Huang Dongye, Liu Nana, Guan Chen, Zhang Jingwen, Wang Ruotong, Chen Qiuyu, Tian Fei, Liu Xiaochen, Wu Zhansheng
School of Environmental and Chemical Engineering, Xi'an Key Laboratory of Textile Chemical Engineering Auxiliaries, Engineering Research Center of Biological Resources Development and Pollution Control Universities of Shaanxi Province, Key Laboratory of Textile Dyeing Wastewater Treatment Universities of Shaanxi Province, Xi'an Polytechnic University, Xi'an, 710048, China.
State Key Laboratory of Eco-Hydrology in Northwest Arid Regions of China, Xi'an Univ. of Technology, No. 5 Jinhua South Rd., Beilin District, Xi'an, Shaanxi, 710048, China.
Environ Res. 2025 Nov 15;285(Pt 4):122602. doi: 10.1016/j.envres.2025.122602. Epub 2025 Aug 12.
Addressing global phosphorus resource scarcity and low utilization efficiency of traditional phosphorus fertilizers, this study presents an innovative strategy for modifying biochar-based slow-release phosphorus fertilizer (BSPF) with Mg-Al layered double hydroxides (LDH-BSPF), to enhance phosphorus slow-release performance through multi-level synergistic regulation. A novel slow-release system was fabricated via co-pyrolysis technology integrating biomass, phosphorus sources, and LDH. The effects of Mg/Al molar ratios (2:1-5:1) and pyrolysis temperatures (400-600 °C) on material structural properties were systematically investigated. The interlayer structure of LDH significantly optimized the pore architecture of biochar, increasing the BET specific surface area by 1.48-9.94 times, while simultaneously immobilizing phosphorus through mechanisms of interlayer adsorption and chemical bonding. Phosphorus fixation in the LDH-BSPF followed a hierarchical pathway comprising "surface adsorption-interlayer adsorption-pore entrapment". Furthermore, structural evolution of LDH during pyrolysis was found to modulate the slow-release performance. Results from the 28-day static water release experiment demonstrated that 4:1-LDH-BSPF achieved a 36.8 % cumulative phosphorus release rate, representing a 44.6 % decrease relative to unmodified BSPF (66.5 %), with release kinetics primarily following diffusion mechanisms. Comprehensive characterization and phosphorus fractionation analysis confirmed that multi-level phosphate retention-transformation within LDH interlayers, coupled with the synergistic effects of LDH structural modulation on biochar pore architecture and functional groups, constitute the key mechanisms underlying the enhanced slow-release performance. Pot experiments verified that LDH-BSPF significantly outperformed conventional commercial phosphorus fertilizers in promoting pepper growth. This research provides a theoretical basis for developing high-efficiency biochar-based slow-release fertilizers and improving phosphorus utilization efficiency.
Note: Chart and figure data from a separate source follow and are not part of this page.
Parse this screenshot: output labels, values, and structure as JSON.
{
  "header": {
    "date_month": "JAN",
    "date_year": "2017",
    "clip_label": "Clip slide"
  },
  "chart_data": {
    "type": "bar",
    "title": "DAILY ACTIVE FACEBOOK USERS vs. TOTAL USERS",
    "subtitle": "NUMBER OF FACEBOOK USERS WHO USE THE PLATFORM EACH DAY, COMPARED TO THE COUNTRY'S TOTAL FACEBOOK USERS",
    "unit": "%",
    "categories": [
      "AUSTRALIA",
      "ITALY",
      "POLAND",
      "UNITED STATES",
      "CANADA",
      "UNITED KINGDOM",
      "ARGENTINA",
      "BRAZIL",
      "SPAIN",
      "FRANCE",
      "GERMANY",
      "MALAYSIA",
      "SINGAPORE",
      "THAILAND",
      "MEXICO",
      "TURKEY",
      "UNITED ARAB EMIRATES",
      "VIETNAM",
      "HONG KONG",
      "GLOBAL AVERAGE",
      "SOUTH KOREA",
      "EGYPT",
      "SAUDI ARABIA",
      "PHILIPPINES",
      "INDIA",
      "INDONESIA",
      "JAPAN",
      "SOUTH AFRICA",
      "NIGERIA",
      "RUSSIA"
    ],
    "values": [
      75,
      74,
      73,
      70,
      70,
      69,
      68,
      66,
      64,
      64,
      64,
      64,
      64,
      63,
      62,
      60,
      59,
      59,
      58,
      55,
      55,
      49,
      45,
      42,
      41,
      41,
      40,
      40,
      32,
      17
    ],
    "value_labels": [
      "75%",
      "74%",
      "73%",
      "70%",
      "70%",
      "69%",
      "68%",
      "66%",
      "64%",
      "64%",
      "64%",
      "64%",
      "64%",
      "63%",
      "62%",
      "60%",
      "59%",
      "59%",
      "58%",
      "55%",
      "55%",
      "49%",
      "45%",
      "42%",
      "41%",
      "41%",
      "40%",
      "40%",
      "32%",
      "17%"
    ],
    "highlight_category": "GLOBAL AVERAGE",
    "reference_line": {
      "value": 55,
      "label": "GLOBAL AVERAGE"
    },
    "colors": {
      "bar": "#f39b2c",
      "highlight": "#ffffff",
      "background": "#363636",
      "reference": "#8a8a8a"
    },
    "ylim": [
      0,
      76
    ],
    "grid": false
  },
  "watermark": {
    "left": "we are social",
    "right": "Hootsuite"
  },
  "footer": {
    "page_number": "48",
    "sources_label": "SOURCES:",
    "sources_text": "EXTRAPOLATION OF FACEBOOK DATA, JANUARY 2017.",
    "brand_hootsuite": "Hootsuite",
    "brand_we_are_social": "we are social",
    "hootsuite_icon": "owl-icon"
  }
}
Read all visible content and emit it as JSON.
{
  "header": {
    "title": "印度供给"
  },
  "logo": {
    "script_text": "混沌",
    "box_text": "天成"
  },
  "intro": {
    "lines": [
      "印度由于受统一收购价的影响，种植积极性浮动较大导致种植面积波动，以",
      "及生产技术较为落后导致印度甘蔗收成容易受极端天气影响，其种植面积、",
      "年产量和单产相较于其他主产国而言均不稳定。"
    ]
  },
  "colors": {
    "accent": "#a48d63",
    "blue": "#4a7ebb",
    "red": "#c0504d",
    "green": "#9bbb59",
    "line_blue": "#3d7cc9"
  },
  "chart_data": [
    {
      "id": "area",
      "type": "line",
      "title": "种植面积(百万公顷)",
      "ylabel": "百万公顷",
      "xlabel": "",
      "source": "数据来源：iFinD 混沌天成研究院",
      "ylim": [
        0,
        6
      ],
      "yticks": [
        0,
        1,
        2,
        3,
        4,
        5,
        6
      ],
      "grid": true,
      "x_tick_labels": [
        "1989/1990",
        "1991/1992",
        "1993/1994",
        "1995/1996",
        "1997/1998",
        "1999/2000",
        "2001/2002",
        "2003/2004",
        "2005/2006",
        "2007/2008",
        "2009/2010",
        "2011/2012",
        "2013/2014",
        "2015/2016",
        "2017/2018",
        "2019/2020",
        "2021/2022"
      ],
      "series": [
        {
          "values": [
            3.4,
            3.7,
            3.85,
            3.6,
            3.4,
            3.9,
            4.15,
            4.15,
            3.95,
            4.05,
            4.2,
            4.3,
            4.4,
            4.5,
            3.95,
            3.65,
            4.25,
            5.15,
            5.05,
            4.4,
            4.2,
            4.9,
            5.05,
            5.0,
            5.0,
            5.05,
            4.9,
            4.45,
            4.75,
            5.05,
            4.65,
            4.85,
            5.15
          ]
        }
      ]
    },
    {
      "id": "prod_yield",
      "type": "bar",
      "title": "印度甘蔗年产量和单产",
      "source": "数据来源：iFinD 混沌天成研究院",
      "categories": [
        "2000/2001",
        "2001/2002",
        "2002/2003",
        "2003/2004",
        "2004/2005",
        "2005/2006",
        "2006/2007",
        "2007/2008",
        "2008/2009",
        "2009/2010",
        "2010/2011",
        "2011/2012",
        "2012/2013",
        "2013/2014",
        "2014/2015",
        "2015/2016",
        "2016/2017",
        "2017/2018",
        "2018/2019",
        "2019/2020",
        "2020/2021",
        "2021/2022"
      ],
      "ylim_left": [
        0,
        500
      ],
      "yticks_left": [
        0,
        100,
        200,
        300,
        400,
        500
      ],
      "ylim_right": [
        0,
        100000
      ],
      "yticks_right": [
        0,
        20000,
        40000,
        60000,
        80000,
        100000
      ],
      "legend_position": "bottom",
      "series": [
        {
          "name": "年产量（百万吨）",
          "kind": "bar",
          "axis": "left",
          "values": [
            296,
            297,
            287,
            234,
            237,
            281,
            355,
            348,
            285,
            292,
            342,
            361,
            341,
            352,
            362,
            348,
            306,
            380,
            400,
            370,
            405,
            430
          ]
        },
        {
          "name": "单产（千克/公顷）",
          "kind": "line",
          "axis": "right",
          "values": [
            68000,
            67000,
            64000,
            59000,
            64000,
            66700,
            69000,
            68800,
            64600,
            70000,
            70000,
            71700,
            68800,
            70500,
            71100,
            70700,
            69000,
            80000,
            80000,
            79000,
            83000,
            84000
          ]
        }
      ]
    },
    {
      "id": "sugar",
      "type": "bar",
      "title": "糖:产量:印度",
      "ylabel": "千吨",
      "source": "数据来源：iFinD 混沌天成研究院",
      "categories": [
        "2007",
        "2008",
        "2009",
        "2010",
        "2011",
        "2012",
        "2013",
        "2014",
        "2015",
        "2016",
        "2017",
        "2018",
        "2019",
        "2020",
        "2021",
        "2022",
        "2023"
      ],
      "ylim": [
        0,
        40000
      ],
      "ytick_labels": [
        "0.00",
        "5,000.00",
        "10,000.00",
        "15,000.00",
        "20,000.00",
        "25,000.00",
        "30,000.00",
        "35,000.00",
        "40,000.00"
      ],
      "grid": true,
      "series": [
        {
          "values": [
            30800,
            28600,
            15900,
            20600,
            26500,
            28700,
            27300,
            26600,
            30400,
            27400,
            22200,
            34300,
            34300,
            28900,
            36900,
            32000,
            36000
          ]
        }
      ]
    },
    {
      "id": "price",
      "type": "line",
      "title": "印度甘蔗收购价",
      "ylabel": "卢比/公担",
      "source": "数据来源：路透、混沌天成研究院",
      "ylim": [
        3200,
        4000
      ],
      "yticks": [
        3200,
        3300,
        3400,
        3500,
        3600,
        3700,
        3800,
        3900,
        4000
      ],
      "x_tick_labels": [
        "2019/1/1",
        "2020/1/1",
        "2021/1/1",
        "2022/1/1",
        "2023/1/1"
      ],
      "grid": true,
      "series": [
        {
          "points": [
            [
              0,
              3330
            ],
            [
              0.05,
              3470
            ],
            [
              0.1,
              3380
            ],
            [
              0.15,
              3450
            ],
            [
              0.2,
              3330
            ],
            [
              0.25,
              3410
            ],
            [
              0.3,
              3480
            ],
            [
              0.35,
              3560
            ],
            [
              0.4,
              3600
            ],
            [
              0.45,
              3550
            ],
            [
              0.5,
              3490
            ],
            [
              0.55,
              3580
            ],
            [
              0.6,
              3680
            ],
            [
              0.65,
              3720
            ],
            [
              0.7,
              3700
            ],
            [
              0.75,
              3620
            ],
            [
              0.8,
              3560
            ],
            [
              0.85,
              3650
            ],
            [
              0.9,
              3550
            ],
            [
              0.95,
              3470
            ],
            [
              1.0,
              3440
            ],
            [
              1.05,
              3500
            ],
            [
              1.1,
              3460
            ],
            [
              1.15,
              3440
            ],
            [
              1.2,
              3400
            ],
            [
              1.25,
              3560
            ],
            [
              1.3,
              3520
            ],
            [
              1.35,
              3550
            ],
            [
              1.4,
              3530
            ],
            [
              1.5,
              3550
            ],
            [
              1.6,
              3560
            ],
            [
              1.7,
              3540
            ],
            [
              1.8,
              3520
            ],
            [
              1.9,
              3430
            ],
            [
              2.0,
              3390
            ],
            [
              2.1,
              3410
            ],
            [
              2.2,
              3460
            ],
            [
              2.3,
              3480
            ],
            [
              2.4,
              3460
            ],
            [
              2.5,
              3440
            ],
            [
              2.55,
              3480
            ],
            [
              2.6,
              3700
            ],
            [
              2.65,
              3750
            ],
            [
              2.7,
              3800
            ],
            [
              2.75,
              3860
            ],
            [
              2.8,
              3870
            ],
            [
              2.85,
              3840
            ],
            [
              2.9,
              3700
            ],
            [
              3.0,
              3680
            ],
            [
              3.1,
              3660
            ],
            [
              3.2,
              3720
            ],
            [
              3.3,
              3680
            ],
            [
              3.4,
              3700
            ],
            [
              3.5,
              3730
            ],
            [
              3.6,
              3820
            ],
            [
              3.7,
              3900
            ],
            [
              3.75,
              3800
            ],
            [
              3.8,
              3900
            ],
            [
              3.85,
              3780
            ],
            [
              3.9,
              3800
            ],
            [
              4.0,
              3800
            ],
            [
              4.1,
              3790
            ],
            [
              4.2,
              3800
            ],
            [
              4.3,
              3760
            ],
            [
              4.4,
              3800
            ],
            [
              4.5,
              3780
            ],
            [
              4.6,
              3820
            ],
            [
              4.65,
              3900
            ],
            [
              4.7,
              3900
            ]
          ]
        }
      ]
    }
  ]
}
针对全球磷资源稀缺以及传统磷肥利用效率低下的问题,本研究提出了一种创新策略,即采用镁铝层状双氢氧化物对生物炭基缓释磷肥(BSPF)进行改性(LDH-BSPF),以通过多级协同调控提高磷的缓释性能。通过整合生物质、磷源和LDH的共热解技术制备了一种新型缓释系统。系统研究了Mg/Al摩尔比(2:1 - 5:1)和热解温度(400 - 600°C)对材料结构性能的影响。LDH的层间结构显著优化了生物炭的孔隙结构,使BET比表面积增加了1.48 - 9.94倍,同时通过层间吸附和化学键合机制固定磷。LDH-BSPF中的磷固定遵循“表面吸附 - 层间吸附 - 孔隙截留”的分级途径。此外,发现热解过程中LDH的结构演变调节了缓释性能。28天静态水释放实验结果表明,4:1-LDH-BSPF的累积磷释放率为36.8%,相对于未改性的BSPF(66.5%)降低了44.6%,释放动力学主要遵循扩散机制。综合表征和磷分级分析证实,LDH层间多级磷酸盐保留 - 转化,以及LDH结构调节对生物炭孔隙结构和官能团的协同作用,构成了缓释性能增强的关键机制。盆栽实验验证了LDH-BSPF在促进辣椒生长方面明显优于传统商业磷肥。本研究为开发高效生物炭基缓释肥料和提高磷利用效率提供了理论依据。